This past spring, we saw the stars align with all major factors favouring higher beef and cattle prices. Moving into fall of 2015, the cattle market continues the transition phase with growing meat supplies along with softer consumer demand.
Alberta packers were buying fed cattle at $182 in mid-August, which was down from the spring highs of $204. Breakeven pen closeouts are in the range of $187 to $190 so feedlots are contending with a slightly negative margin structure.
Feed grain prices have also come off the spring highs with barley and feed wheat trading around $220/mt delivered Southern Alberta; however the weaker input costs have not offset the decrease in fed cattle prices. Smaller volumes of varying quality have characterized the feeder cattle market across Western Canada. There are a few batches of fresh yearlings and calves coming on the market and prices are under pressure given the current environment.
In my July column, I mentioned the beef contraction phase was over and producers should expect quarterly beef production to exceed year-ago levels starting in the third quarter.

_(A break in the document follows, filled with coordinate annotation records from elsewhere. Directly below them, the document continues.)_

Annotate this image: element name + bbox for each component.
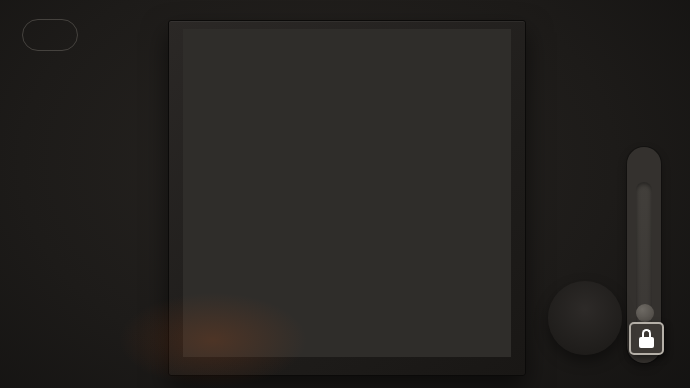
next-platform	[548, 281, 622, 355]
level-lock-button[interactable]	[629, 322, 664, 355]
board-inner	[183, 29, 511, 357]
level-progress-knob[interactable]	[636, 304, 654, 322]
menu-button[interactable]	[22, 19, 78, 51]
game-screen	[0, 0, 690, 388]
board	[168, 20, 526, 376]
lock-icon	[639, 329, 654, 348]
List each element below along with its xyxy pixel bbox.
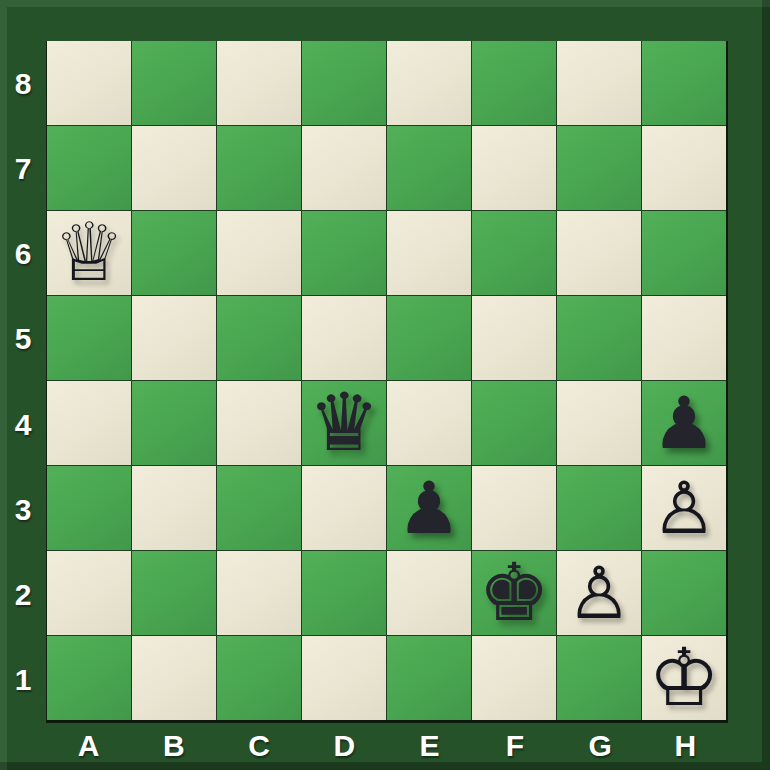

U.S. feedlot inventories are running slightly above year-ago levels although we have seen feeder cattle placements drop over the past few months. Therefore, it now looks like third- and fourth-quarter beef production for 2015 will be just marginally higher than last year.
In September and October, feedlot placements are expected to exceed year-ago levels which will cause beef production to experience a sharp year-over-year increase in the first and second quarters of 2016.
The accompanying table shows second-quarter beef production in 2016 is expected to be 650 million pounds higher compared to the second quarter of 2015. This is a major fundamental shift which will weigh on the deferred live cattle futures and limit the ability of feedlot operators to lock in a profit on fall placed calves. And 2016 beef production is expected to be up nearly 1.1 billion pounds over 2015.
Alberta and Saskatchewan on-feed numbers have been running about eight per cent below last year during the summer months. Canadian year-to-date beef production for the week ending August 1 was 545,723 mt, down six per cent from the same period of 2014. Despite the weaker Canadian dollar, exports of slaughter steers and heifers to the U.S. are down 48 per cent for 2015 compared to last year while exports of fresh and chilled beef cuts are relatively the same as in 2014. The Canadian cattle and beef market is becoming more dependent on domestic demand to set the price structure. Higher U.S. pork and poultry production along with growing meat stocks is tempering exports of cattle and beef products. U.S. packer bids have been about $6 to $8 below Alberta bids throughout the summer limiting exports and this will likely continue into the fall.
Low energy prices initially increases disposable income for the average consumer, that is until crude oil prices drop so low that companies start laying off hundreds of people. Now we start seeing the effect on overall beef demand because these people are not eating at restaurants as often.
Feeder cattle may hold value into the fall despite the current —slightly negative — feeding margin. Feedlot operators may be more aggressive on heavier feeder cattle in September that will be market ready in late December or early January. Feed grain prices will also grind lower during the harvest period, which is supportive. There is a fair amount of optimism given the margins over the past year and with plenty of pen space available, feedlots will buy a certain amount of cattle on the hope factor.
Producers that placed cattle in a custom feedlot will also be back in full force so overall demand for feeders is quite strong. Canadian feeder cattle supplies remain near historical lows and if the export pace improves, available supplies could be lower than anticipated.
In past years, waiting for lower prices has not been profitable so the mindset is to fill up earlier. I want to emphasize the potential for higher beef production in the second quarter of 2016, which could have a serious negative effect on the margins for high-priced calves bought in the fall.